"People were really good," said Fleur in a TV interview in which she failed to show indignation or bitterness, neglected to demand an inquiry or request compensation, and generally displayed a dignity and forbearance that's been sadly lacking in most responses to the RWC's first-week stuff-ups.
Fleur and her fellow passengers demonstrated virtues that sport is supposed to represent - creativity, teamwork, leadership, problem solving and quick thinking.
You got the impression that if her shirt got ripped, she'd even be able to change it without anyone else's help.
She probably deserves some sort of reparation. She definitely deserves a medal.

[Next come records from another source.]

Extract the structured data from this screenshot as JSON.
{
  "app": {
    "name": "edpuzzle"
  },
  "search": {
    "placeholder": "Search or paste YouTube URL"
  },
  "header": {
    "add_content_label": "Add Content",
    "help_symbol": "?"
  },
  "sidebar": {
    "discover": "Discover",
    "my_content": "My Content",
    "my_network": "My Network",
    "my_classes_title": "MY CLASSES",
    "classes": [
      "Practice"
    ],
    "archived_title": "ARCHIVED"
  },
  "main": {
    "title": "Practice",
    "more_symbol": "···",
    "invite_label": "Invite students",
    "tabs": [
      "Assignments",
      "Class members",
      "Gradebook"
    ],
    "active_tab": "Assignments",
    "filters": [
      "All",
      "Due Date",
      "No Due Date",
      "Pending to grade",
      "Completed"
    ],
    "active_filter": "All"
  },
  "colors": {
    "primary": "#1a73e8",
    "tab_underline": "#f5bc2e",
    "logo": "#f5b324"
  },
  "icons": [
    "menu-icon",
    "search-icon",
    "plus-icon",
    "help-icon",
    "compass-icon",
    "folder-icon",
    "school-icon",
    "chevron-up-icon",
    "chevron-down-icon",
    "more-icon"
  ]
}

Even by our dismal national standards, it's some kind of achievement that after the first week of the RWC we are still arguing over how the waterfront will be organised for the event. Many thought that kick-off on September 9 would bring an end to the six years of dithering over the issue but no, we obviously have many more weeks of dithering to come.
MAYORAL STUFF-UPS
It's been a grand week for mayoral stuff-ups. Len Brown came in for his share of ridicule before Murray McCully handed him a huge sympathy vote. Visitors will have written home about Whangarei mayor Morris Cutforth. He must be the last elected official in the world to think he could shrug off his use of the phrase "nigger in the woodpile", in a newspaper interview, as "an old family saying". And which family would that be? The Hitlers?

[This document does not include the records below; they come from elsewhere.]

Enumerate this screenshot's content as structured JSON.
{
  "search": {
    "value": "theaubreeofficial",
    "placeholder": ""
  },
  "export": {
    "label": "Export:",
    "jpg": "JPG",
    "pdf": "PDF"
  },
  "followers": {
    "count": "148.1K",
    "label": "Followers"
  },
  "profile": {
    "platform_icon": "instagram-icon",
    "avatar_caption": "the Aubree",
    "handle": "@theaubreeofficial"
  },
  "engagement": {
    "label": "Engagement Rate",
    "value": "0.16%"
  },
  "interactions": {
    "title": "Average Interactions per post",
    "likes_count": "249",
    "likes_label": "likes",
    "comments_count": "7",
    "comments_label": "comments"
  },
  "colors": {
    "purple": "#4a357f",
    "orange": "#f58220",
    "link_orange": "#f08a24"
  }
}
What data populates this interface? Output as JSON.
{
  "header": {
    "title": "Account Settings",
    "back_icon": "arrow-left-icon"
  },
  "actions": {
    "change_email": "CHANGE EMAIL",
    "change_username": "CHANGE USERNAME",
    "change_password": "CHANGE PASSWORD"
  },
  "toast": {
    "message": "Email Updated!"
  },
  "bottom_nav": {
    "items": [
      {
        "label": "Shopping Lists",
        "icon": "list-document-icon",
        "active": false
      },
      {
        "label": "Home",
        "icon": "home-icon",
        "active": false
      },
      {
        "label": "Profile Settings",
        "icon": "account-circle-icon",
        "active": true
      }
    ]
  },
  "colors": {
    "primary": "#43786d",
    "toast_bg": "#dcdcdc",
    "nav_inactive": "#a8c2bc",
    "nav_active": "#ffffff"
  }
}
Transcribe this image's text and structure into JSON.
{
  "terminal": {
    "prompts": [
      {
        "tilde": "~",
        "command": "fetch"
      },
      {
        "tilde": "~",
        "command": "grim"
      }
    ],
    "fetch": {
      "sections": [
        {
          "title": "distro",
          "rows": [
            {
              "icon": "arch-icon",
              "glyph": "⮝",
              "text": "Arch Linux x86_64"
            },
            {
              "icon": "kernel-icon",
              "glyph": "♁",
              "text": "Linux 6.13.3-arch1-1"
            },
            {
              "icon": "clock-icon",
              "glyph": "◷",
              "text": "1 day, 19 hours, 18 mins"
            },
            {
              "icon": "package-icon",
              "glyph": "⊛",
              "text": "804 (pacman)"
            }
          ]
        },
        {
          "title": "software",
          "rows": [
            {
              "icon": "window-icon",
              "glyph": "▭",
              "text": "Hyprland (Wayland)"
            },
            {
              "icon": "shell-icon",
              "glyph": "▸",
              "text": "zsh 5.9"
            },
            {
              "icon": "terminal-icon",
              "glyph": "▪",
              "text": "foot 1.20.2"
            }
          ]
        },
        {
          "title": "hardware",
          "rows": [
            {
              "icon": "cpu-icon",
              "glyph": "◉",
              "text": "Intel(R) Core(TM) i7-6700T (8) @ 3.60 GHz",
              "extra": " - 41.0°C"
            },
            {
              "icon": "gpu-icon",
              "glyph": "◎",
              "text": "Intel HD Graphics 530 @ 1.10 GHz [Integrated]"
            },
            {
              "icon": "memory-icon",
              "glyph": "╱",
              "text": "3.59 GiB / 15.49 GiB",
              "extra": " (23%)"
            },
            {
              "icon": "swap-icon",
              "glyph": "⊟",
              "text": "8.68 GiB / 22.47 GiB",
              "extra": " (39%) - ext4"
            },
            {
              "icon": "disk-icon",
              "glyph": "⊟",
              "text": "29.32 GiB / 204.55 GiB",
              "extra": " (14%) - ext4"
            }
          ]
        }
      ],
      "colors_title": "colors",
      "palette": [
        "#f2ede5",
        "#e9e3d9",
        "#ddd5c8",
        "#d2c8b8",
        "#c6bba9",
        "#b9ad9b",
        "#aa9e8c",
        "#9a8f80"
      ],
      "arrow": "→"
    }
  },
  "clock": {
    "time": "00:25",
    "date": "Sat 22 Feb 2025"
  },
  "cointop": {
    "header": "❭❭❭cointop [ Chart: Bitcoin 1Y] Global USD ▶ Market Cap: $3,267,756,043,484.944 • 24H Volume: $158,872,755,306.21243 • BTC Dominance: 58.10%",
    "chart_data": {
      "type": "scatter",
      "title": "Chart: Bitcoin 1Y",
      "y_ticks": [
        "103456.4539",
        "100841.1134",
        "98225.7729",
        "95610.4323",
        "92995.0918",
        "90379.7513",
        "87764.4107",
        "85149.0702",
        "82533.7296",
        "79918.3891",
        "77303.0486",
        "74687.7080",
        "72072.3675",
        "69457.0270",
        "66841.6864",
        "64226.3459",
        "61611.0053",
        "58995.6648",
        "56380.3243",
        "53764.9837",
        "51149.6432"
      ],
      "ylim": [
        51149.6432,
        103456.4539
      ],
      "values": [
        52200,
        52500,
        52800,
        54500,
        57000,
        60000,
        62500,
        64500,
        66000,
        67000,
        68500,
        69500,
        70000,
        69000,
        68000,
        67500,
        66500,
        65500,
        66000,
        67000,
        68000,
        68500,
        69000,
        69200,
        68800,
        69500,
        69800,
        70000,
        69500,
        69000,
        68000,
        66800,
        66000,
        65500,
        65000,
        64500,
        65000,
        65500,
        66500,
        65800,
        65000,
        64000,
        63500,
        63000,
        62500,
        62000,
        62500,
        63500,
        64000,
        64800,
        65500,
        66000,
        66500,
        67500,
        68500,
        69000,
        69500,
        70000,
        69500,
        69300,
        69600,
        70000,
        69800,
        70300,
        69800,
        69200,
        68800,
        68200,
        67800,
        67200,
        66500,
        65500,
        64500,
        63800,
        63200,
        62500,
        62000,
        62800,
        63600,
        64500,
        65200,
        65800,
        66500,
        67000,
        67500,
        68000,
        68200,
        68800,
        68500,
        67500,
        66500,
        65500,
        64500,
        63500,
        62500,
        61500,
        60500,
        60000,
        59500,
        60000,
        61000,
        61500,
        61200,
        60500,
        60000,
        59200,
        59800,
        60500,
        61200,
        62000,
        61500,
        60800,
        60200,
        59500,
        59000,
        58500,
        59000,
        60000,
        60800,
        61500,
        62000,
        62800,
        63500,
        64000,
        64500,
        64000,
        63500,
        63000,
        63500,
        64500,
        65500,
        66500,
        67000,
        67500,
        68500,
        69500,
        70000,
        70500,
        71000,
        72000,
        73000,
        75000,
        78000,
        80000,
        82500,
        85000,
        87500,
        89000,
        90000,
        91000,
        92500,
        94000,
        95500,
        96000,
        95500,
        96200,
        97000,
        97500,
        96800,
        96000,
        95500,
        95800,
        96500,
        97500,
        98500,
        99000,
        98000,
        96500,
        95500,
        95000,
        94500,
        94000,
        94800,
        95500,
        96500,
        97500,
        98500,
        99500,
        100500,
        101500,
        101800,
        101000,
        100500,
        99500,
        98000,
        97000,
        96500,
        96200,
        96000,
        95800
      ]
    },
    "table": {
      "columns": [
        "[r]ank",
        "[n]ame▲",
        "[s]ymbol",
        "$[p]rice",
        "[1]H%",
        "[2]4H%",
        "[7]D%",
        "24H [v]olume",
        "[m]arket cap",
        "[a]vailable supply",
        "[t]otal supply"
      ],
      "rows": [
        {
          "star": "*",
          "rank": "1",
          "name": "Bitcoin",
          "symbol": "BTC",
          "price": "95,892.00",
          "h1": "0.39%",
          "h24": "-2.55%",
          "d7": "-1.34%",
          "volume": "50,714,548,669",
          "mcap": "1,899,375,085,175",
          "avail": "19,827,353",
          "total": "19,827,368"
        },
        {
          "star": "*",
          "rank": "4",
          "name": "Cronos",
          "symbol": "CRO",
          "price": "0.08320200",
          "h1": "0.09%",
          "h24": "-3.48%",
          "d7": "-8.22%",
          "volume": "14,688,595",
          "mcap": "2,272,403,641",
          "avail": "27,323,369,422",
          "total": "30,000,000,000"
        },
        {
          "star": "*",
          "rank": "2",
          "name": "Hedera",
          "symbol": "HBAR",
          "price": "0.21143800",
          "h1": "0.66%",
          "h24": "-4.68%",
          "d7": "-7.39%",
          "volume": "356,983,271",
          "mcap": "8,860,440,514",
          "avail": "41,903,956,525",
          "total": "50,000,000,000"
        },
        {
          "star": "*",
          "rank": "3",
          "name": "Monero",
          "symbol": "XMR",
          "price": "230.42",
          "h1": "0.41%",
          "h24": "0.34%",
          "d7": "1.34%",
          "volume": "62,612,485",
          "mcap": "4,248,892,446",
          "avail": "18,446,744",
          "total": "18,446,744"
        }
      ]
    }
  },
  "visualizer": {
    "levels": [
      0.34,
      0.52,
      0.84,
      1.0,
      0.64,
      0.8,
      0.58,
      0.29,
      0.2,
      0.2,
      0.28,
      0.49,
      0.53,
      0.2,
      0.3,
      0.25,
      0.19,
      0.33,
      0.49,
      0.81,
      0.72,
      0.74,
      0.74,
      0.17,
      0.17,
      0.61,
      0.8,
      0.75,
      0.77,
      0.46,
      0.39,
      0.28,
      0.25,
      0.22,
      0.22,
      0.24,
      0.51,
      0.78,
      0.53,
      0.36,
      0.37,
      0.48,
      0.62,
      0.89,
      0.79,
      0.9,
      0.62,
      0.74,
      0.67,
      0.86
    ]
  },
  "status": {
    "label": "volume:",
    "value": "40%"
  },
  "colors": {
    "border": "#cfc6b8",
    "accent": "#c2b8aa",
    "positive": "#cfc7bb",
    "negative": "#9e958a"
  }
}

Fortunately, the sight of Wellington's Celia Wade-Brown spraying crocodile tears all over the funeral of former council tenant Michael Clarke provided some much-needed light relief.
Clarke was a loner whose demise in a council flat was mourned by none - to the extent that no one even noticed he'd shuffled off for more than a year.
What could be more fatuous than the mayor of a city turning up at a funeral to pay someone the sort of attention she would never dream of giving him when he was alive. Wade-Brown wanted to express not only "our sorrow, but also our regret". She also said it was the council's duty not just to be landlords but to build a sense of community. That could prove tricky given the block in which Clarke lived is about to be demolished.
Clarke got in death the sort of attention he went out of his way to avoid in life. Not a people person, he shunned human company - in fact, seems to have had a gift for repelling it. It's a mercy he wasn't alive to see the supercilious fuss being made about him in death.
It's hard for the soft-hearted to accept but there are people who genuinely want to be left alone. Try telling that to Wellington City Council, which is now threatening to create a new species of busybody who will visit tenants a minimum of twice a year. Let's hope they get special training in how to handle having doors slammed in their faces and being told to sod off.
LOUIE THE FLY
Fly spray manufacturer Mortein has decided to retire Louie the Fly, who has been part of its marketing since 1957. That's how long it's taken them to work out that a fly who can survive for more than half a century may not be the best advertisement for an insecticide.